“No sé por qué me felicitan porque cumplí 90 años. Es horrible”. Así me dijo Ernesto Cardenal hace cinco años. Me reí. Así era él. Rajatabla. Rotundo. Se había ganado ese lado cascarrabias que no se plegaba a lo que los demás esperaban de él. No le interesaba el encaje de las relaciones sociales, pero quería a sus amigos, callada pero inequívocamente. Uno se lo veía en los ojos que podían ser inmensamente dulces. Y bastaba que uno le hablara del espacio, de la ciencia, de la poesía, para que su mutismo desapareciera y conversara entusiasmado sobre lo último que había leído en la revista Scientific American o en alguna de las otras revistas científicas a las que estaba suscrito, y que incluían el New Yorker, porque igual que el Universo, le interesaba el mundo. Era místico, pero tenía sus raíces bien plantadas en la tierra. Le gustaba la comida, las salchichas alemanas, el vino, pero vivía como un monje en su casa de Managua, una habitación con una cama, una mesa de noche y una hamaca.

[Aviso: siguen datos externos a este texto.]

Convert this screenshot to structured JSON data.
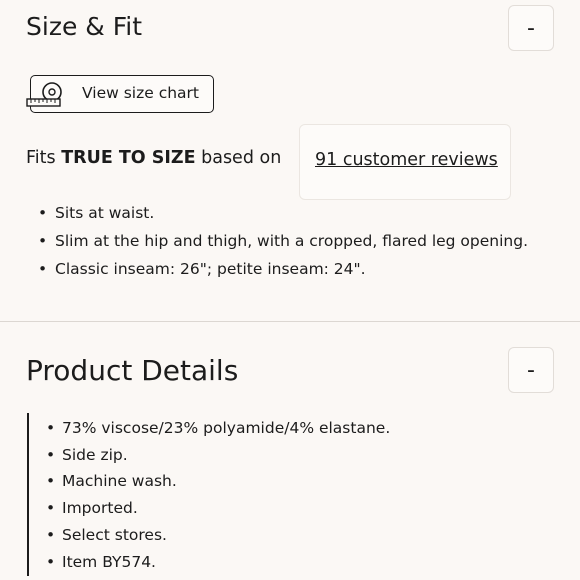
{
  "size_fit": {
    "title": "Size & Fit",
    "toggle_label": "-",
    "size_chart_label": "View size chart",
    "fits_prefix": "Fits ",
    "fits_strong": "TRUE TO SIZE",
    "fits_suffix": " based on",
    "reviews_link": "91 customer reviews",
    "bullets": [
      "Sits at waist.",
      "Slim at the hip and thigh, with a cropped, flared leg opening.",
      "Classic inseam: 26\"; petite inseam: 24\"."
    ]
  },
  "product_details": {
    "title": "Product Details",
    "toggle_label": "-",
    "bullets": [
      "73% viscose/23% polyamide/4% elastane.",
      "Side zip.",
      "Machine wash.",
      "Imported.",
      "Select stores.",
      "Item BY574."
    ]
  },
  "icons": {
    "size_chart": "measuring-tape-icon"
  },
  "colors": {
    "background": "#fbf8f5",
    "text": "#1c1c1c",
    "border": "#e2ddd8"
  }
}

Ernesto Cardenal concentraba en él dos rasgos esenciales de la identidad nicaragüense: el espíritu de lucha por el país amado y el amor por la poesía. Sus poemas de juventud, sobre todo sus epigramas, son lo mismo poemas de amor, que filosas condenas contra la dictadura de Somoza. La trapa en Kentucky en la que estuvo en los 50 y donde hizo una amistad inmensa con Tomas Merton, su maestro de novicios, le enseñó que su vocación religiosa no era contemplativa. Allí creció su idea de fundar en Solentiname, una isla del Gran Lago de Nicaragua, una comunidad que, alrededor de la sencilla iglesia que construyó con los campesinos, unió el Evangelio con el arte. Fue una pequeña pero trascendente utopía que, sin embargo, no dudó en abandonar. Con sus muchachos se unió a la lucha contra la dictadura de Somoza. Cuando los poetas y pintores de Solentiname se hicieron guerrilleros, la guardia somocista destruyó la comunidad.

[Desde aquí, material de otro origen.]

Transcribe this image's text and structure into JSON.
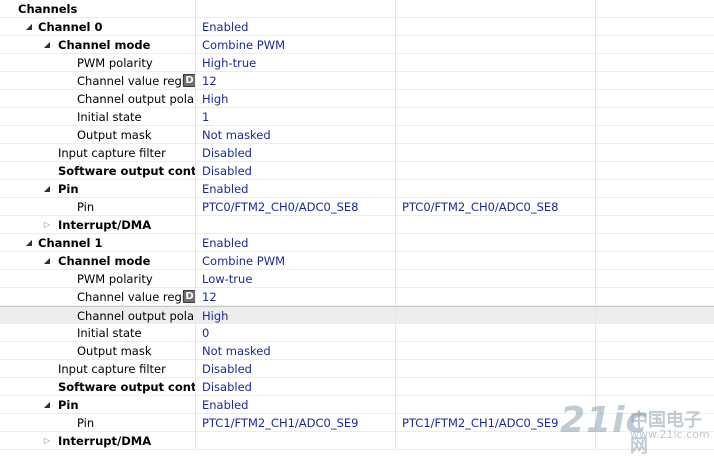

Ernesto fue ministro de Cultura de la Revolución. Quiso diseminar la poesía y montó talleres donde la gente de los barrios aprendía que cualquier hecho sencillo de sus vidas podía ser contado en verso. Pero el exteriorismo que caracterizó su obra no se contagiaba. Era suyo. Fue él quien lo usó magistralmente, tanto para contar el fragor de la lucha, como para hablar de las estrellas. Su poema, Canto Nacional, dedicado al Frente Sandinista, lo reprodujimos en mimeógrafo y lo pasamos de mano en mano en los setentas. Él puso en palabras el dolor y la esperanza de esa lucha tenaz. Esa lucha que, ya llegado el sandinismo al poder, lo enfrentó no solo con el papa Juan Pablo II, cuyo dedo acusador lo señaló no bien el Pontífice puso pie en Nicaragua, sino con Rosario Murillo.
En los 80, cuando los escritores criticamos a la Murillo y pedimos una reunión con la dirigencia sandinista, sin Daniel Ortega, él llegó a defender a la esposa. Nunca olvidaré lo primero que dijo Cardenal en esa reunión: “Nosotros no nos queríamos reunir con usted, porque usted es el marido de ella” La integridad y firmeza de Cardenal no pudo con las maniobras con que Ortega se apropió del FSLN en los 90. El poeta renunció al partido.